Um Sporting apagado viu em Bas Dost a luz ao fundo do túnel. E quem viu a luz ao fundo da baliza, por duas vezes, foi o guardião do Chaves. Os leões chegaram apáticos, parecendo querer desistir de lutar pelo campeonato mas passo a passo (e depois da derrota do F.C.Porto frente ao Paços de Ferreira), recuperaram a vontade de conquistar o primeiro lugar da tabela classificativa. O avançado holandês foi o autor dos dois golos frente ao Chaves, numa partida que terminou por 2-1, ficando assim a cinco pontos do topo da tabela.

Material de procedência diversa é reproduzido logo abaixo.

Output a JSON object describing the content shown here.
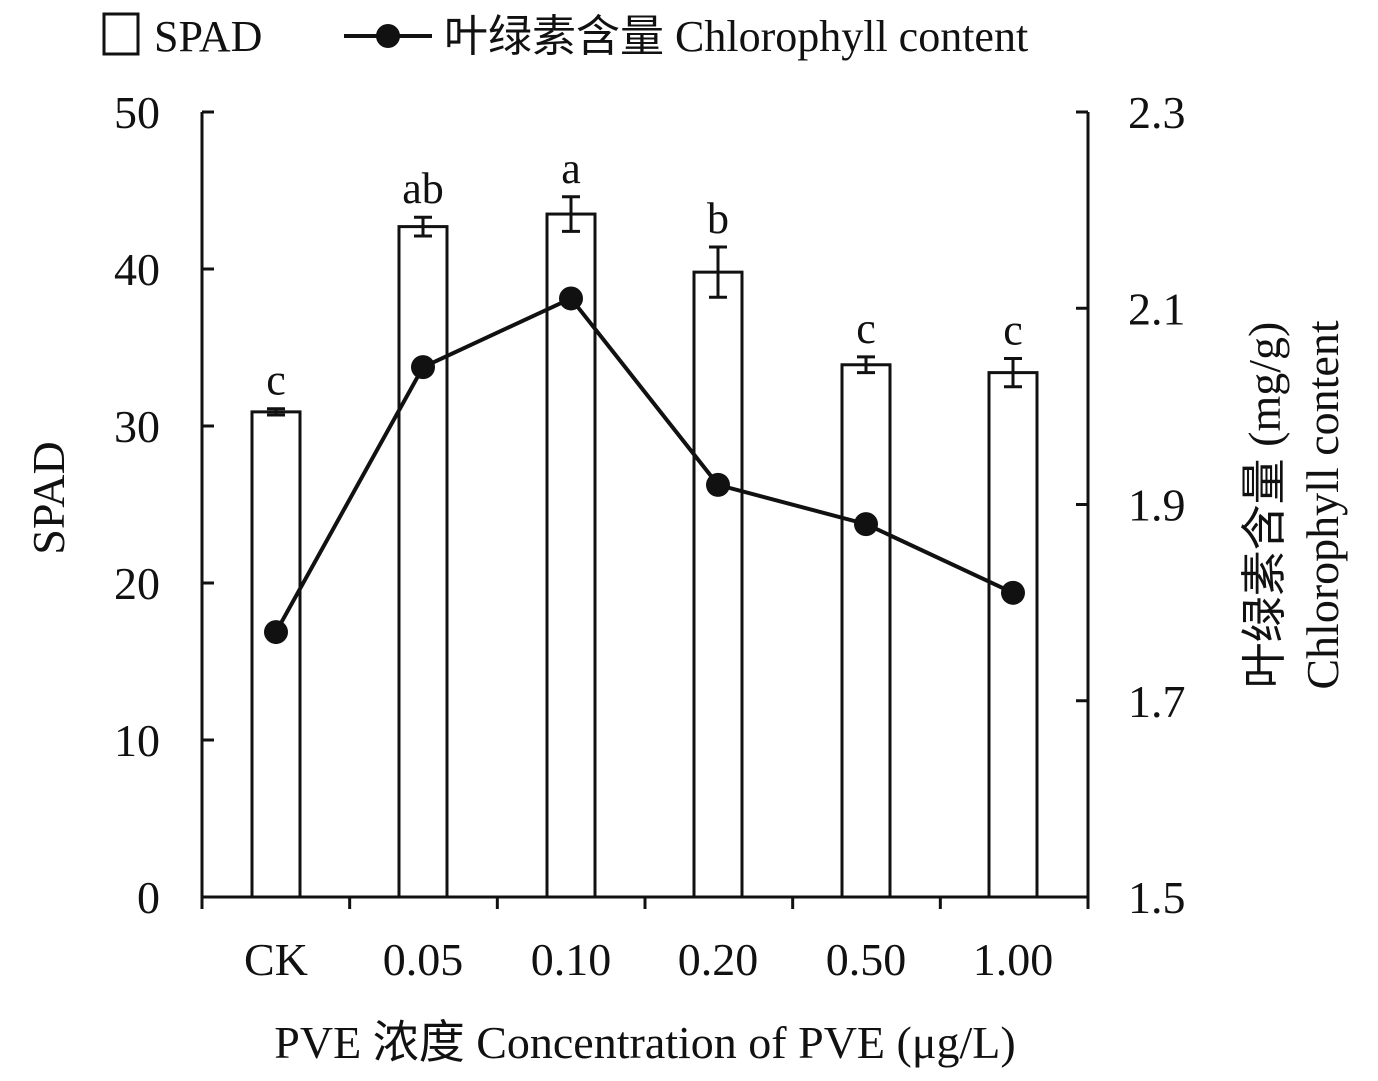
{
  "chart_data": {
    "type": "bar",
    "categories": [
      "CK",
      "0.05",
      "0.10",
      "0.20",
      "0.50",
      "1.00"
    ],
    "series": [
      {
        "name": "SPAD",
        "kind": "bar",
        "axis": "left",
        "values": [
          30.9,
          42.7,
          43.5,
          39.8,
          33.9,
          33.4
        ],
        "errors": [
          0.2,
          0.6,
          1.1,
          1.6,
          0.5,
          0.9
        ],
        "significance": [
          "c",
          "ab",
          "a",
          "b",
          "c",
          "c"
        ]
      },
      {
        "name": "叶绿素含量 Chlorophyll content",
        "kind": "line",
        "axis": "right",
        "values": [
          1.77,
          2.04,
          2.11,
          1.92,
          1.88,
          1.81
        ]
      }
    ],
    "xlabel": "PVE 浓度 Concentration of PVE (μg/L)",
    "ylabel": "SPAD",
    "ylabel_right_line1": "叶绿素含量 (mg/g)",
    "ylabel_right_line2": "Chlorophyll content",
    "ylim": [
      0,
      50
    ],
    "yticks": [
      "0",
      "10",
      "20",
      "30",
      "40",
      "50"
    ],
    "ylim_right": [
      1.5,
      2.3
    ],
    "yticks_right": [
      "1.5",
      "1.7",
      "1.9",
      "2.1",
      "2.3"
    ],
    "grid": false,
    "legend_position": "top",
    "colors": {
      "bar_fill": "#ffffff",
      "stroke": "#111111"
    }
  }
}
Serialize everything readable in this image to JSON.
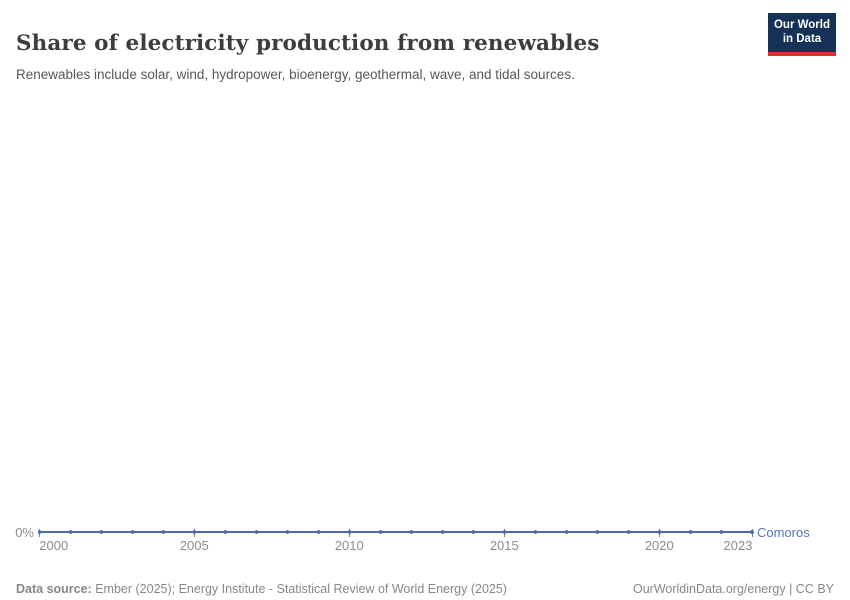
{
  "header": {
    "title": "Share of electricity production from renewables",
    "subtitle": "Renewables include solar, wind, hydropower, bioenergy, geothermal, wave, and tidal sources.",
    "logo": {
      "line1": "Our World",
      "line2": "in Data",
      "bg_color": "#163357",
      "accent_color": "#d7352e"
    }
  },
  "chart_data": {
    "type": "line",
    "title": "Share of electricity production from renewables",
    "subtitle": "Renewables include solar, wind, hydropower, bioenergy, geothermal, wave, and tidal sources.",
    "x": [
      2000,
      2001,
      2002,
      2003,
      2004,
      2005,
      2006,
      2007,
      2008,
      2009,
      2010,
      2011,
      2012,
      2013,
      2014,
      2015,
      2016,
      2017,
      2018,
      2019,
      2020,
      2021,
      2022,
      2023
    ],
    "series": [
      {
        "name": "Comoros",
        "color": "#4d6ba8",
        "values": [
          0,
          0,
          0,
          0,
          0,
          0,
          0,
          0,
          0,
          0,
          0,
          0,
          0,
          0,
          0,
          0,
          0,
          0,
          0,
          0,
          0,
          0,
          0,
          0
        ],
        "unit": "%"
      }
    ],
    "x_ticks": [
      2000,
      2005,
      2010,
      2015,
      2020,
      2023
    ],
    "y_ticks": [
      "0%"
    ],
    "xlim": [
      2000,
      2023
    ],
    "ylim": [
      0,
      0
    ],
    "grid": false,
    "legend_position": "end-of-line"
  },
  "axis": {
    "zero_label": "0%",
    "series_label": "Comoros",
    "label_color": "#8b8b8b",
    "line_color": "#4d6ba8",
    "series_label_color": "#5277b4"
  },
  "footer": {
    "datasource_label": "Data source:",
    "datasource_text": " Ember (2025); Energy Institute - Statistical Review of World Energy (2025)",
    "attribution": "OurWorldinData.org/energy | CC BY"
  }
}
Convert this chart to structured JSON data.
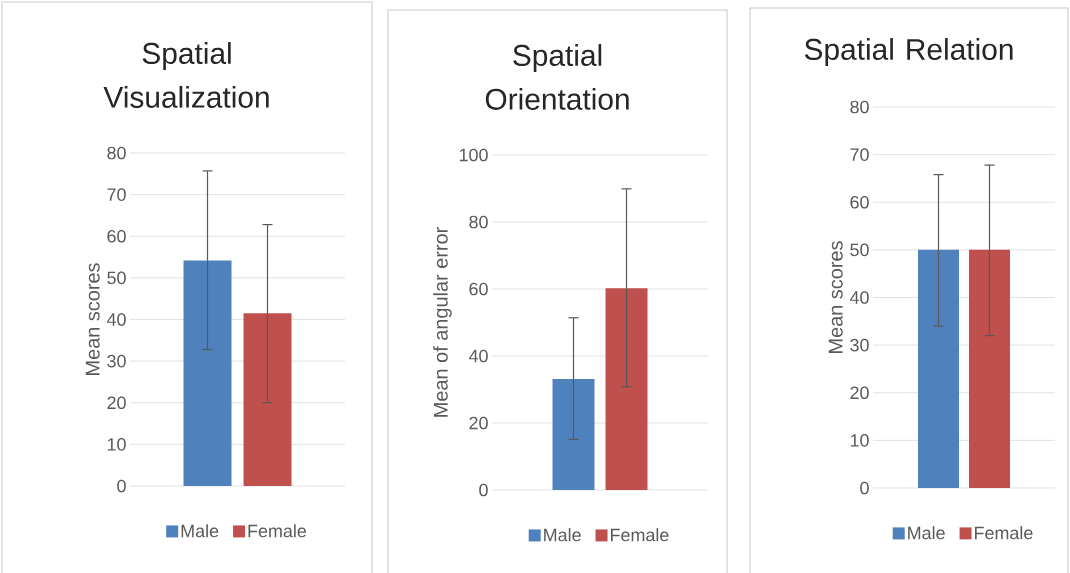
{
  "chart_data": [
    {
      "type": "bar",
      "title": "Spatial Visualization",
      "ylabel": "Mean scores",
      "categories": [
        null
      ],
      "series": [
        {
          "name": "Male",
          "color": "#4f81bd",
          "values": [
            54.2
          ],
          "errors": [
            [
              32.8,
              75.7
            ]
          ]
        },
        {
          "name": "Female",
          "color": "#c0504d",
          "values": [
            41.5
          ],
          "errors": [
            [
              20.0,
              62.8
            ]
          ]
        }
      ],
      "ylim": [
        0,
        80
      ],
      "yticks": [
        0,
        10,
        20,
        30,
        40,
        50,
        60,
        70,
        80
      ],
      "grid": "y",
      "legend": "bottom"
    },
    {
      "type": "bar",
      "title": "Spatial Orientation",
      "ylabel": "Mean of angular error",
      "categories": [
        null
      ],
      "series": [
        {
          "name": "Male",
          "color": "#4f81bd",
          "values": [
            33.1
          ],
          "errors": [
            [
              15.1,
              51.4
            ]
          ]
        },
        {
          "name": "Female",
          "color": "#c0504d",
          "values": [
            60.2
          ],
          "errors": [
            [
              30.8,
              89.9
            ]
          ]
        }
      ],
      "ylim": [
        0,
        100
      ],
      "yticks": [
        0,
        20,
        40,
        60,
        80,
        100
      ],
      "grid": "y",
      "legend": "bottom"
    },
    {
      "type": "bar",
      "title": "Spatial Relation",
      "ylabel": "Mean scores",
      "categories": [
        null
      ],
      "series": [
        {
          "name": "Male",
          "color": "#4f81bd",
          "values": [
            50.0
          ],
          "errors": [
            [
              34.0,
              65.8
            ]
          ]
        },
        {
          "name": "Female",
          "color": "#c0504d",
          "values": [
            50.0
          ],
          "errors": [
            [
              32.0,
              67.8
            ]
          ]
        }
      ],
      "ylim": [
        0,
        80
      ],
      "yticks": [
        0,
        10,
        20,
        30,
        40,
        50,
        60,
        70,
        80
      ],
      "grid": "y",
      "legend": "bottom"
    }
  ]
}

A primeira parte da partida contou apenas com duas oportunidades de golo – uma para cada equipa: logo aos 11 minutos, com Rui Patrício a fazer bem a mancha só com William à sua frente; e quando o relógio soava pouco mais que 30 minutos, Ricardo (guardião do Chaves) foi enorme e salvou um remate de Gelson após uma má abordagem dupla de Nuno André Coelho que não conseguiu cortar o lance e deixou o extremo do Sporting em jogo, no seguimento do mesmo.
O primeiro golo chegou ao minuto 56, já na segunda parte da partida. Mas os primeiros 45 minutos foram de bradar aos céus – ou a Jesus, que é capaz de ser a mesma coisa. O Sporting parecia desinteressado do jogo, sem vontade de lutar por algo que o Presidente há tanto anda a exigir: dedicação, devoção, esforço e a tão aclamada glória. Com os olhos postos na Liga Europa – onde os leões têm tido uma prestação exemplar e irrepreensível – o mister foi buscar reforços ao banco. E mesmo que não quisesse, as lesões e os castigos, levaram Jorge Jesus a fazer esta gestão da equipa. Não arriscou. Bas Dost não foi titular e Ristovski ficou no banco, optando por dar as laterais a Bruno César e Battaglia, oferecendo a titularidade no meio-campo a Misic. O Sporting parecia ter perdido a esperança. Mas dizem que enquanto há alma, a esperança existe. E neste caso, existe na forma da cabeça de um holandês de sorriso fácil que, com os seus quase 2 metros de altura, conquistou os leões como Liedson tivera feito: de amor e alma.
Foi a partir dos 56 minutos que o Sporting deu a volta ao jogo e começou a dar um corpo às investidas que, até este minuto, eram sem nexo. Os leões estavam no seu passo arrastado. Rúben Ribeiro brincou com Paulinho, por duas vezes, e cruzou direitinho para a cabeça do holandês. A resposta de Bas Dost foi clara: um golo certeiro e um abraço apertado ao extremo português. E foi aí que a festa começou. O Sporting tinha agora um novo rumo e Bryan Ruiz conduzia o meio-campo. O Chaves mantinha-se perigoso no contra-ataque, tendo também eles despertado para a competição desta noite. Como não há duas sem três, depois dos primeiros seis minutos, Battaglia quase marcava (Bressan conseguiu interceptar a bola) e aos 78’ foi a vez do Chaves falhar o empate com Davidson a fugir a Battaglia após um passe longo, contornar Rui Patrício, com o argentino a recuperar e salvar o Sporting em cima da linha de golo.
Ao minuto 90’, a jogar na lateral-direita, Battaglia percebeu as intenções de Platiny, seguiu-o e no momento certo roubou a bola ao jogador do Chaves, recém-entrado no jogo. Olhou para o lado, encontrou Bas Dost e deu-lhe a bola. A baliza estava deserta e o holandês bisou. De novo, a magia aconteceu.
Depois dos 90′, uma grande penalidade de Coates sobre Djavan e concretizada por Platiny veio trazer uns segundos finais de emoção mas a partida, chefiada por Hugo Miguel, confirmou a vitória por 2-1 para o Sporting. Os leões sonham de novo com uma aproximação ao primeiro lugar da Liga.